Dinas PU Sorong Fokus Benahi Jalan Sorong–Seget, Tunggu Serah Terima dari Perusahaan

waktu baca 2 menit
Kamis, 2 Jul 2026 17:51 8 Redaksi

    Harianterbit.id | SORONG – Meski menghadapi keterbatasan anggaran akibat kebijakan efisiensi, Dinas Pekerjaan Umum (PU) Kabupaten Sorong tetap memprioritaskan pembangunan jaringan jalan di 30 distrik.

    Hal tersebut disampaikan Pelaksana Tugas (Plt) Kepala Dinas PU Kabupaten Sorong, Frans Howay, Rabu (1/7/2026).

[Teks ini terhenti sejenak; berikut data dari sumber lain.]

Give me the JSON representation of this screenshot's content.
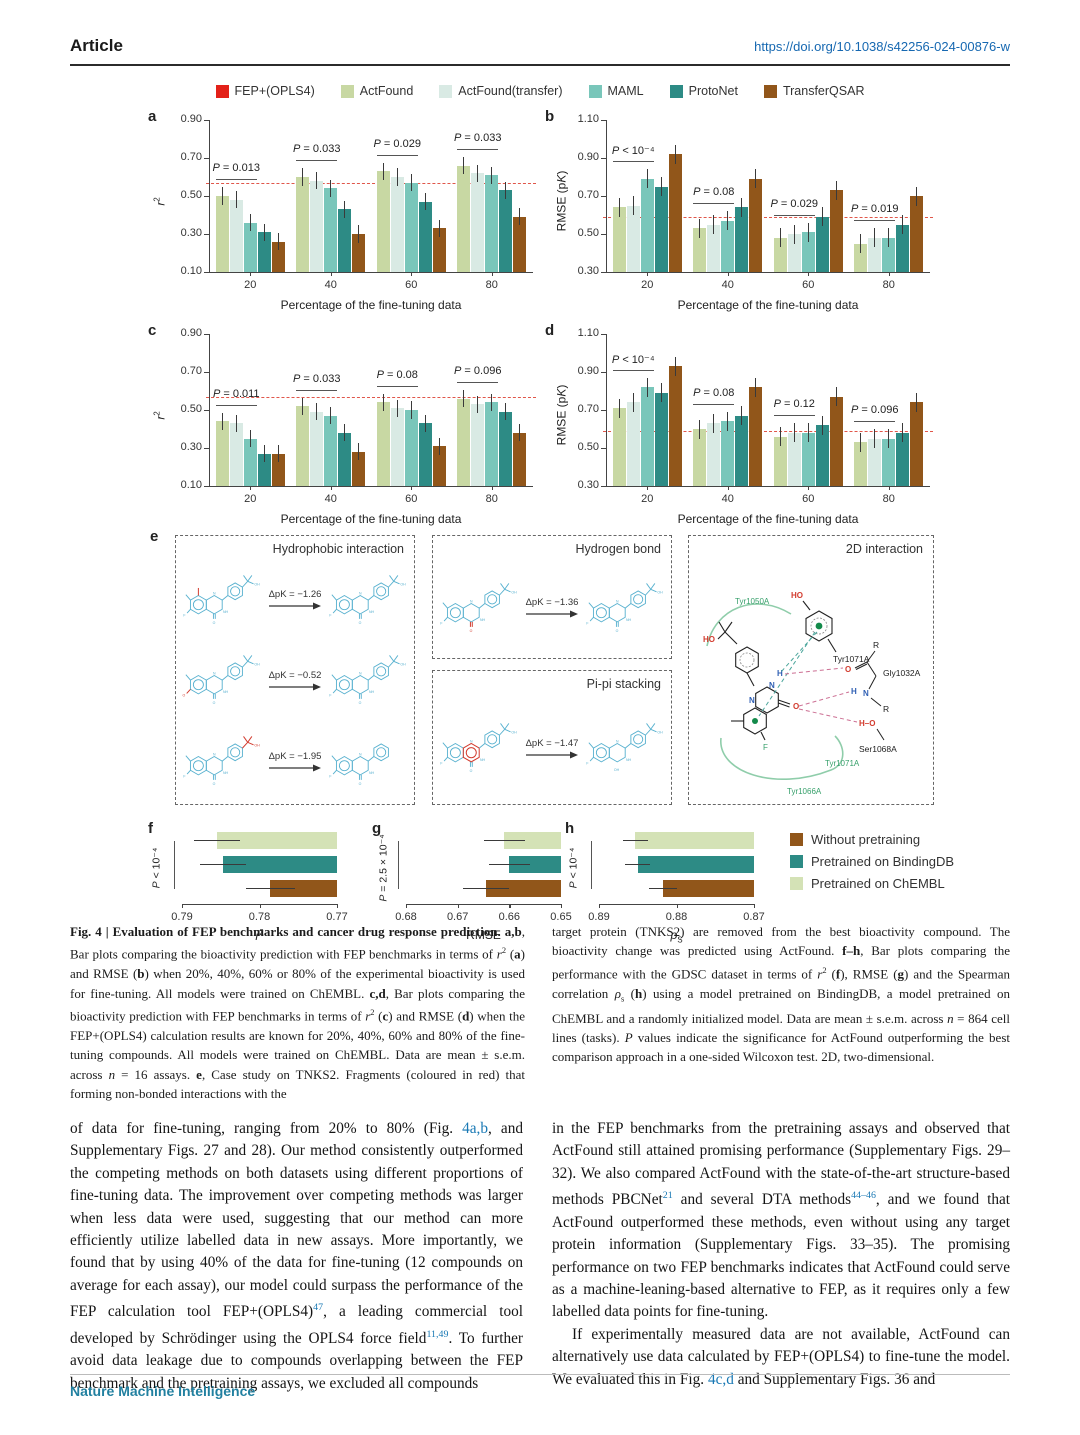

    Frans mengatakan, pembangunan jaringan jalan diarahkan untuk meningkatkan konektivitas antarkampung sekaligus mendukung pelayanan dasar bagi masyarakat.

    Menurutnya, pemerataan infrastruktur jalan menjadi salah satu program prioritas pemerintah daerah dalam dua tahun terakhir.

    “Meski kondisi keuangan daerah terbatas, Dinas PU tetap memaksimalkan penanganan jalan di Kabupaten Sorong dengan menyesuaikan kemampuan anggaran,” ujarnya.

    Selain itu, Dinas PU juga memfokuskan perhatian pada peningkatan ruas Jalan Sorong–Seget yang dinilai menjadi salah satu jalur strategis.

    “Kami tetap fokus pada seluruh distrik, terutama di sejumlah titik rawan. Namun, perhatian utama saat ini adalah ruas Jalan Sorong–Seget,” katanya.

    Frans menjelaskan, penanganan ruas jalan tersebut masih terkendala karena statusnya masih merupakan jalan milik perusahaan. Oleh sebab itu, Pemerintah Kabupaten Sorong tengah melakukan koordinasi untuk membangun kolaborasi dalam proses penanganannya.

    “Setelah proses serah terima selesai, Dinas PU dapat melakukan peningkatan jalan, baik melalui pembangunan jalan beton maupun pengaspalan,” jelasnya.

    Ia menambahkan, saat ini Dinas PU berperan sebagai pengawas terhadap sejumlah perusahaan yang terlibat dalam penanganan ruas Jalan Sorong–Seget.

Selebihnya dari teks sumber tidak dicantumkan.